Ports received a C grade in its 2013 debut for assessment. More than 95 percent (by volume) of overseas trade produced or consumed by the United States moves through the nation’s ports. With the anticipated Panama Canal expansion, there has been a 9 percent increase in the size of ships calling at U.S. ports. Despite the global economy continuing to grow, federal funding has declined for navigable waterways and landside freight connections.

Rail saw the largest improvement, moving up to a C+ in 2013. America’s freight rail industry invested more than $20 billion each year from 2009 through 2012 to modernize its network.  In 2012, Amtrak recorded its highest year of ridership, benefiting from federal investments in tracks, bridges, tunnels, and increased capacity from both freight and passenger operations.

Roads saw a slight improvement with a grade of D, yet America’s highways face a 42 percent congestion rate. That congestion costs the economy an estimated $101 billion annually in wasted time and fuel.

Transit’s grade remained at a D as transit agencies struggled to balance increasing ridership with declining funding, and 45 percent of American households lack any access to transit. Although access to and investment in transit has increased, deficient and deteriorating transit systems cost the U.S. economy $90 billion in 2010.  Many transit agencies are struggling to maintain aging and obsolete fleets and facilities amid an economic downturn that has reduced their funding, forcing service cuts and fare increases.

Public Facilities

Public Parks and Recreation’s grade remained unchanged at a C-. The popularity of parks and outdoor recreation areas in the United States continues to grow, while localities continue to struggle with an estimated $18.5 billion in unmet budgetary needs according to 2011 numbers. The federal government is also facing a serious challenge with the National Park Service, estimating its maintenance backlog at approximately $11 billion.

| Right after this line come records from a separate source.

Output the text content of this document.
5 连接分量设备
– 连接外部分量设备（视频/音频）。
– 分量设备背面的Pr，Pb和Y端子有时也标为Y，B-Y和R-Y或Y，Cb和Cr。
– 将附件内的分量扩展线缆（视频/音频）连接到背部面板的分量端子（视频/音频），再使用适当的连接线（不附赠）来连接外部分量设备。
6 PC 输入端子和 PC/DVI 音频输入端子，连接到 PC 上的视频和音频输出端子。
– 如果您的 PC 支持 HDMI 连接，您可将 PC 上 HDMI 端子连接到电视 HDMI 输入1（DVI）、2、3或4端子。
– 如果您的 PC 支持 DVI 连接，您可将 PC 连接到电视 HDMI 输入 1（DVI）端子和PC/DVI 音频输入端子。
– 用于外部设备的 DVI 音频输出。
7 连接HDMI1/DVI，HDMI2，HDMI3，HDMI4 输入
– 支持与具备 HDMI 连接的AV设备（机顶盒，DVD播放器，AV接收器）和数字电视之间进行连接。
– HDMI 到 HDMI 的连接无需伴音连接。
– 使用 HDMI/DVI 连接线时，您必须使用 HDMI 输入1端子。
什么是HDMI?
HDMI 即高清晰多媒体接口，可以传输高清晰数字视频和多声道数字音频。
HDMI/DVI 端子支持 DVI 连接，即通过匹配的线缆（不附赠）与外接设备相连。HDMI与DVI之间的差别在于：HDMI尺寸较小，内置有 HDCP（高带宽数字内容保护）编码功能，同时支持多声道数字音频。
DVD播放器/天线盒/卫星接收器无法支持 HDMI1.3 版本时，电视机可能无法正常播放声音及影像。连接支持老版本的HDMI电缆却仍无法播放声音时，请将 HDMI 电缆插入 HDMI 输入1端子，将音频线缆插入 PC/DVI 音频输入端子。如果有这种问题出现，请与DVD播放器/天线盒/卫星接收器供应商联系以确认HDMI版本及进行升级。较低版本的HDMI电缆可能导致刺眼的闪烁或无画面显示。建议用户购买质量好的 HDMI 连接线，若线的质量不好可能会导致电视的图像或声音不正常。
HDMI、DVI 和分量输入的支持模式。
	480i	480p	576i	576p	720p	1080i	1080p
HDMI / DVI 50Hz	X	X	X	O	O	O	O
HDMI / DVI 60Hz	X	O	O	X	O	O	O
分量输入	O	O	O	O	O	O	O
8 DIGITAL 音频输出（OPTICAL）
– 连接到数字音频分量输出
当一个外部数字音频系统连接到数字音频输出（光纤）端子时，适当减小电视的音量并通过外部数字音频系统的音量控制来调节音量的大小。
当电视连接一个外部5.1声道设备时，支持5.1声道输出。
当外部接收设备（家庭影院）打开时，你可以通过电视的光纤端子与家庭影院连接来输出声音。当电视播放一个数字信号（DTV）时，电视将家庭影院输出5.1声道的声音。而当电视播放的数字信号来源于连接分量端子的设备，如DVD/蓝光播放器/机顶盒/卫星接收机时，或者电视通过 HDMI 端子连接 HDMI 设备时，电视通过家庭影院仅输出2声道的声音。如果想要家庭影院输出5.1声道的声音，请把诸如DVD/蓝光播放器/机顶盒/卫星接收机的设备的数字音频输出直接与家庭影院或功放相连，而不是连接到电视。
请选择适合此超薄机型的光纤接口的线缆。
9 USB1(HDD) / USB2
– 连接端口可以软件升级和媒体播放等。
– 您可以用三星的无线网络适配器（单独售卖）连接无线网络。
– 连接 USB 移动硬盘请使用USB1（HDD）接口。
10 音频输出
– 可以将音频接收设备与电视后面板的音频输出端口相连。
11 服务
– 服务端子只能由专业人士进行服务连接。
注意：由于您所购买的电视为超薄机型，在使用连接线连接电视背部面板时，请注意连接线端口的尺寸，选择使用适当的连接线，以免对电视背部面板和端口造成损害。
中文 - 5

Schools received a D again this year. Almost half of America’s public school buildings were built to educate the baby boomers – a generation that is now retiring from the workforce. Experts estimate the investment needed to modernize and maintain the nation’s school facilities is $270 billion or more.

Energy

Energy’s grade remained the same at a D+. The U.S. relies on an aging electrical grid and pipeline distribution system, some of which originated in the 1880s. While demand for electricity has remained level, the availability of energy will become a greater challenge after 2020 as the population increases. Although about 17,000 miles of additional high-voltage transmission lines and significant oil and gas pipelines are planned over the next five years, permitting and siting issues threaten their completion.